The monkey soon catches up with the leopard, spills the beans
and strikes a deal for himself with the leopard. The cat is
furious at being made a fool of and says, “Here monkey, hop on
my back and see what’s going to happen to that conniving
canine.”

Now the dog sees the leopard coming with the monkey on his back,
and thinks, “What am I going to do now?” But instead of running,
the dog sits down with his back to his attackers pretending he
hasn’t seen them yet. And just when they get close enough to
hear, the dog says, “Where’s that monkey. I just can never trust
him. I sent him off half an hour ago to bring me another
leopard, and he’s still not back!!”

My Dog Sex…

My Dog Sex

Everybody who has a dog calls him “Spot”, or “Blackie”, or “Fido”.
I call mine Sexton. Over the years that got shortened to “Sex”. Now Sex
has been very embarassing to me. When I went to city hall to renew his
license, I told the clerk I wanted a license for Sex. He said he’d like one
too. Then I said this is for a dog, and he said he didn’t care what she
looked like. Then I said you don’t understand, I’ve had Sex since I was
nine years old. He said I must have been quite a kid. When I got married
and went on my honeymoon, I took the dog with me, and when I checked
into my hotel, I told the clerk I wanted a room for me and my wife and a
special room for Sex. He said every room was a special room for Sex.
I said you don’t understand, Sex keeps me awake at night, and he said
me too.

One day I entered a contest, but before the contest began the dog ran
away. Another contestant asked me why I was standing there looking
around, and I told him I was planning to have Sex in the contest. He
told me I should have sold tickets. I said you don’t undersand, I had
hopes of having Sex on TV. He called me a showoff.

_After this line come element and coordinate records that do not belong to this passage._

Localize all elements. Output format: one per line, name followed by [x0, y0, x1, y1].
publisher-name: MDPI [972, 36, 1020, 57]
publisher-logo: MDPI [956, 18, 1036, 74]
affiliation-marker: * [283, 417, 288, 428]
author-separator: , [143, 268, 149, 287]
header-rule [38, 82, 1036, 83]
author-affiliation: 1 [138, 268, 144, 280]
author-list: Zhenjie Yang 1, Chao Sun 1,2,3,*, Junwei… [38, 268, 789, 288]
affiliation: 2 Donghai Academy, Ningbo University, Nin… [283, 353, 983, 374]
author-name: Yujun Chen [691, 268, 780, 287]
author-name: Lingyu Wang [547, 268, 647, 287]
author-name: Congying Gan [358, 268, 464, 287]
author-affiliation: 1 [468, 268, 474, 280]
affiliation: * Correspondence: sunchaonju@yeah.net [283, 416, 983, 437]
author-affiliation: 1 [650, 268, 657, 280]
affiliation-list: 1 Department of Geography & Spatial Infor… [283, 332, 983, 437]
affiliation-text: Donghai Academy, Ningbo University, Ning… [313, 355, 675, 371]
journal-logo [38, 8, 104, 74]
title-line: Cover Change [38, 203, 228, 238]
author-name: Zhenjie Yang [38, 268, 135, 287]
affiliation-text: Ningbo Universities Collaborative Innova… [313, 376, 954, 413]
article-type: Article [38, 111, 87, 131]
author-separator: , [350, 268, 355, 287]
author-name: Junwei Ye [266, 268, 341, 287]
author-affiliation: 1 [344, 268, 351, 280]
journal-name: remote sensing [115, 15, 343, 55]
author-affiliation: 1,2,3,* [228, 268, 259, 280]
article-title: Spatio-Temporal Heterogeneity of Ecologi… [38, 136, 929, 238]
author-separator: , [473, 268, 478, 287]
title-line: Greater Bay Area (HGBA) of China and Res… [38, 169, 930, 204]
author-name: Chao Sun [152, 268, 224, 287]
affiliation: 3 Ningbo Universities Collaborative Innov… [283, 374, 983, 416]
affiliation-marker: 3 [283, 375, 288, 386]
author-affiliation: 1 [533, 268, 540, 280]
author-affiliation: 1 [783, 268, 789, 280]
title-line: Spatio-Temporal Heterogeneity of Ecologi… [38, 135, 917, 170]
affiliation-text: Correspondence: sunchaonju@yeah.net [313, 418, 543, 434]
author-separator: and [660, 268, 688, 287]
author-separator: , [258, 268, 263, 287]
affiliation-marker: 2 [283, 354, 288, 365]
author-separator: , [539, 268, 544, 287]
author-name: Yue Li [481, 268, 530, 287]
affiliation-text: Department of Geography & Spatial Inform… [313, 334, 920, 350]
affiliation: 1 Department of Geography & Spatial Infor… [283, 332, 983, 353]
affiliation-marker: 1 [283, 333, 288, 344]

When my wife and I separated, we went to court to fight for custody of
the dog, and I said your honor, I had Sex before I was married, and the
judge said me too. Then I told him after I got married Sex left me, and he
said me too. Last night Sex ran off again, and I spent hours looking for him.
A cop came over and asked me what I was doing in the alley at four o’clock
in the morning. I told him I was looking for Sex.

My case comes up next Friday.

Vampire Bat

A vampire bat came flapping in from the night covered in fresh blood and parked himself on the ceiling of the cave to get some sleep. Pretty soon all the other bats smelled the blood and began hassling him about where he got it. He told them to piss off and let him get some sleep, but they persisted until he finally gave in.

“OK, follow me,” he said and flew out of the cave with hundreds of bats behind him. Down through a valley they went, across a river and into a forest of trees. Finally he slowed down and all the other bats excitedly milled around him.

“Now, do you see that tree over there?” he asked.

“YES, YES, YES!!” the bats all screamed in a frenzy.

“Good!” said the first bat, “Because, Goddammit, I didn’t!”